Série TV Portrait d’une Amérique bicolore et divisée, sur fond d’enquête policière. Arte, 20h50.

OJ. Simpson footballeur de légende, icône de l’Amérique blanche autant que de l’Amérique noire… "Je ne suis pas noir. Je suis O.J.", revendiquait pleinement ce héraut national de la réussite made in USA tandis que son pays se déchirait sur la ligne de fracture raciale dans les années 60, déjà.

Le pays adule ce runner hors pair et charismatique, vanté comme un pur produit national. Comme nul autre, il est capable par sa vélocité de percer les lignes ennemies sur un terrain de football américain. Issu du ghetto de San Francisco, il devient très vite la star de l’Université de Californie du Sud (USC), à Los Angeles.

Pendant ce temps, dans les quartiers pauvres de Watts, à LA, des émeutes éclatent pour dénoncer les brutalités policières à l’endroit de la population afro-américaine, en 1965. Et tandis que la communauté noire se bat pour faire valoir ses droits civiques, le visage de "O.J." apparaît sur les affiches publicitaires avec son épouse afro-américaine. Il est le premier Noir à représenter les grandes marques de l’époque, Chevrolet et Hertz.
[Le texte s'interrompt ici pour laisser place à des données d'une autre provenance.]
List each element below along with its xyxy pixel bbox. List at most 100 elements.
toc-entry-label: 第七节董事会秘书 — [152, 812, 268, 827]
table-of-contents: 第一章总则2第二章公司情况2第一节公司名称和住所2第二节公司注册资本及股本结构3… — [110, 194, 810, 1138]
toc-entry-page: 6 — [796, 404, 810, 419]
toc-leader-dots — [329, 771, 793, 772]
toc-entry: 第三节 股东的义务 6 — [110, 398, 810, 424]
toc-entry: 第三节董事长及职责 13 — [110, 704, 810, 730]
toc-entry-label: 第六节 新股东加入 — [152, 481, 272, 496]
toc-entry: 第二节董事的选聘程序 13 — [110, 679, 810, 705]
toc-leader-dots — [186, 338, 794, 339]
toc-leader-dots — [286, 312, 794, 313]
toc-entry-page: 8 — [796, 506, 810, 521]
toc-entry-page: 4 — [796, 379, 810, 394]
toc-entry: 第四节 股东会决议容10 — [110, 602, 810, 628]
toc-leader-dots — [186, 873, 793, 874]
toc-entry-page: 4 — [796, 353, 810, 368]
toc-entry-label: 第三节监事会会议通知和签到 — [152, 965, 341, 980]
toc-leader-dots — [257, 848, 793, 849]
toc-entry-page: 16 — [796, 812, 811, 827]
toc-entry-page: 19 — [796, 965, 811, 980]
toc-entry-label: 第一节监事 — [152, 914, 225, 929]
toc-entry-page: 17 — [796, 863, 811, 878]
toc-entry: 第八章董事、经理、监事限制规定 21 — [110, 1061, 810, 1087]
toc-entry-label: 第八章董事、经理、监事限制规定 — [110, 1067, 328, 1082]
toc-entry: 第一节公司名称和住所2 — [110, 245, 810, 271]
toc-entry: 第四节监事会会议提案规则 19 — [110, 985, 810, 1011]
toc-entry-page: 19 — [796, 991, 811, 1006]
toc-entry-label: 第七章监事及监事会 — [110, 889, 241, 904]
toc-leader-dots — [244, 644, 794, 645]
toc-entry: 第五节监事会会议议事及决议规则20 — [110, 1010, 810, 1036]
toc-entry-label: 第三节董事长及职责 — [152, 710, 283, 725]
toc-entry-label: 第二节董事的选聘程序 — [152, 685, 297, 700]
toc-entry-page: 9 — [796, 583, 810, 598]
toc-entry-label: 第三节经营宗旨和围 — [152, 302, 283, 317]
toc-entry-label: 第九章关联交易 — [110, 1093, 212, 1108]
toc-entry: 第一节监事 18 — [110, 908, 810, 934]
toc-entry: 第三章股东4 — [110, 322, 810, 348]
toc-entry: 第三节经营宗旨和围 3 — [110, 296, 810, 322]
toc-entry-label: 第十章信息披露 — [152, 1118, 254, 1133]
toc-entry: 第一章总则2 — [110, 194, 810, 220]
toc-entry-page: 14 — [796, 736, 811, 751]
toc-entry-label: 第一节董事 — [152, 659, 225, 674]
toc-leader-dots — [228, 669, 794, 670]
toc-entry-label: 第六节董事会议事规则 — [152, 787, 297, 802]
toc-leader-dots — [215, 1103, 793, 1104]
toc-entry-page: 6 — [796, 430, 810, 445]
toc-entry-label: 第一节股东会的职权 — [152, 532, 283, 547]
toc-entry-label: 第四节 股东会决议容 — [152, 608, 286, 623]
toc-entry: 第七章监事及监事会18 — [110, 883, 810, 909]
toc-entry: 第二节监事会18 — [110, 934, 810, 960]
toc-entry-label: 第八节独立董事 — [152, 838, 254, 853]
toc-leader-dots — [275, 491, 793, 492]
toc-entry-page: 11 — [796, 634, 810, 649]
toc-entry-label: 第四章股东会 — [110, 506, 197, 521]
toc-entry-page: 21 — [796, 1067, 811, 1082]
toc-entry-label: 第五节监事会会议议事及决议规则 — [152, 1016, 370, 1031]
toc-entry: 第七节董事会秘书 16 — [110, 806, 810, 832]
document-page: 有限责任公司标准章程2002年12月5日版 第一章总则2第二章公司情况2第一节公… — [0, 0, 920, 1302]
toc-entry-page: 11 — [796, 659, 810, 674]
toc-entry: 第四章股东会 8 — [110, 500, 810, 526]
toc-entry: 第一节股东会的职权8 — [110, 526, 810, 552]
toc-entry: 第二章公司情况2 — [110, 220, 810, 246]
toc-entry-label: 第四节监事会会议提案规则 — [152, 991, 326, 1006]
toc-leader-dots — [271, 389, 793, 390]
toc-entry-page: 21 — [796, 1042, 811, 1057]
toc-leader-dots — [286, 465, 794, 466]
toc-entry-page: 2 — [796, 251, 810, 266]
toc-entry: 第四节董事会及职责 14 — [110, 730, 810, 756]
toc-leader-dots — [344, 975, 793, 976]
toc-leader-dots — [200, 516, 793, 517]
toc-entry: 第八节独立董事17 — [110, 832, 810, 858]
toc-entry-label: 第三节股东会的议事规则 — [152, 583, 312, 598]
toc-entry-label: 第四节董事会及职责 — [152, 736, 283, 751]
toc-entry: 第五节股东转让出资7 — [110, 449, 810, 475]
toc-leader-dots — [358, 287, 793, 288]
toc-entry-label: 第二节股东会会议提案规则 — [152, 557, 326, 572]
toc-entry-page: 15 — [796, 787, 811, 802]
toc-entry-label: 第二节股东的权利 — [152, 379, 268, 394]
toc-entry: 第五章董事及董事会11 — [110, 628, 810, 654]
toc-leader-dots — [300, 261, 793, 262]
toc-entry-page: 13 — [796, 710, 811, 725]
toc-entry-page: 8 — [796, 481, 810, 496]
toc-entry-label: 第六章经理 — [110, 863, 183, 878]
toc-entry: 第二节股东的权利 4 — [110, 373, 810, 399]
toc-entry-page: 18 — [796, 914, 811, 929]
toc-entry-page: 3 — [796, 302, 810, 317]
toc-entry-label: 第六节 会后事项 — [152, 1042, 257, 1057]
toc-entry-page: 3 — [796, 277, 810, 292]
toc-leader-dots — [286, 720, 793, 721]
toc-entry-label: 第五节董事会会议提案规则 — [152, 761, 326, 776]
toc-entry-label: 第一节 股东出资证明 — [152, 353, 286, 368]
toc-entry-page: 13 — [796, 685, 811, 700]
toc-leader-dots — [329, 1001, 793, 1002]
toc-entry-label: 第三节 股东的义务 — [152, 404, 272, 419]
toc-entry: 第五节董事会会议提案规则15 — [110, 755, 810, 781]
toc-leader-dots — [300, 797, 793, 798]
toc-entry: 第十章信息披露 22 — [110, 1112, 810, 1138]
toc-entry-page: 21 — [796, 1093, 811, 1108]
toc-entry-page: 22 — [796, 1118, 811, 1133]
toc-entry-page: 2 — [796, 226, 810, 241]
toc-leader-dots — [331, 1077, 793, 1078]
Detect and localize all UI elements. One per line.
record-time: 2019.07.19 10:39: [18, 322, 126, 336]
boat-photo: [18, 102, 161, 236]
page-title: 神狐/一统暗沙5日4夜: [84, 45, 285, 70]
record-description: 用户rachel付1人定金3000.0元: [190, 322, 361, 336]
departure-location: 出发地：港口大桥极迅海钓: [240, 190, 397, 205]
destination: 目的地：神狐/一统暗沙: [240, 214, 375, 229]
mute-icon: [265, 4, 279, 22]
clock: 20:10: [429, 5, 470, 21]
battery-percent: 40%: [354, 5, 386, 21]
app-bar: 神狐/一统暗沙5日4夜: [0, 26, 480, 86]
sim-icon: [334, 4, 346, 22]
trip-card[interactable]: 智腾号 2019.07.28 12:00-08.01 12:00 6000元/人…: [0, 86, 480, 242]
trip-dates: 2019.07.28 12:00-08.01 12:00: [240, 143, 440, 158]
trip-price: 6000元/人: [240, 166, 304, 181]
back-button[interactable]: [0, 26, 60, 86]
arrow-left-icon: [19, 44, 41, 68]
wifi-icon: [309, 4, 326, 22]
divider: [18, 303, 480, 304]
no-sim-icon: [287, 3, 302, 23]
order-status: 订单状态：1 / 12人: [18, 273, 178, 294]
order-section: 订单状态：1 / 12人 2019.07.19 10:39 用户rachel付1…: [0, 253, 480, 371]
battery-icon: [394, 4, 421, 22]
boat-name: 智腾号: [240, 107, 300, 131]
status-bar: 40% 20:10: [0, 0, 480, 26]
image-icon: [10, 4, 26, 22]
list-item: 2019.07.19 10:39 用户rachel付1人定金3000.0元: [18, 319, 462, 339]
"Le crime du siècle" aux Etats-Unis

Une irrésistible ascension qui prend fin, brutalement, une nuit de juin 1994. Nicole Brown Simpson, sa seconde épouse - blanche celle-ci - est sauvagement assassinée avec son ami Ronald Goldman dans sa maison de Los Angeles. Quinze mois de procès ultra-médiatisé où apparaît un Orenthal James Simpson particulièrement violent.

Un feuilleton judiciaire qui se solde par un acquittement au pénal, en 1995. Dans la rue, les Américains noirs exultent. Ils croient en son innocence. O.J. est la victime d’un complot raciste fomenté par la police de Los Angeles, corrompue. Ce verdict est la réparation qu’ils attendaient pour tous les crimes policiers impunis. Parmi eux, celui de Rodney King, un automobiliste noir en excès de vitesse que les policiers agresseurs ont roué de coups et qui ont été acquittés, provoquant des émeutes meurtrières, en 1992.

Les Américains blancs, eux, sont convaincus de sa culpabilité. Ce fut d’ailleurs la conclusion à laquelle est parvenu le procès civil en 1997.

Oscar 2017 du Meilleur documentaire

O.J. a-t-il tué Nicole ? Le suspens est maintenu jusqu’à la toute fin, même quand il est condamné à trente-trois ans de prison en 2008, pour une affaire d’enlèvement et de vol à main armée. Sans chercher à prendre parti, le réalisateur Ezra Edelman a recueilli dans "O.J. Simpson: made in America"*** près de 70 témoignages de proches, d’amis, de policiers du LAPD, d’avocats… qui ont participé aux événements.

Son documentaire a obtenu l’Oscar 2017 du Meilleur documentaire pour cette fresque consacrée, in fine, à l’Amérique du spectacle et de l’argent. Au "Guardian", Ezra Edelman déclare avoir "grandi dans un ménage très politique", en tant que "fils de deux avocats respectés". "Son père juif a travaillé pour Robert Kennedy et l’administration Clinton. Sa mère afro-américaine a travaillé pour Martin Luther King et a fait campagne pour les droits civils et des droits de l’enfant. Ils ont été l’un des premiers couples interraciaux à se marier légalement en Virginie." Mais "les choses sont toujours plus compliquées et nuancées que nous ne pouvons normalement les absorber. C’est pourquoi j’ai fait un film qui dure près de huit heures."

Les deux premiers épisodes d’une heure trente sont diffusés ce vendredi, les trois derniers le lendemain, samedi 8 juillet, (même heure). Le temps de saisir pourquoi et comment un homme qui met tout en œuvre pour réfuter l’idée de race finit par cristalliser la division raciale. Une réflexion lourde de sens au regard des exactions policières sous l’ère Obama.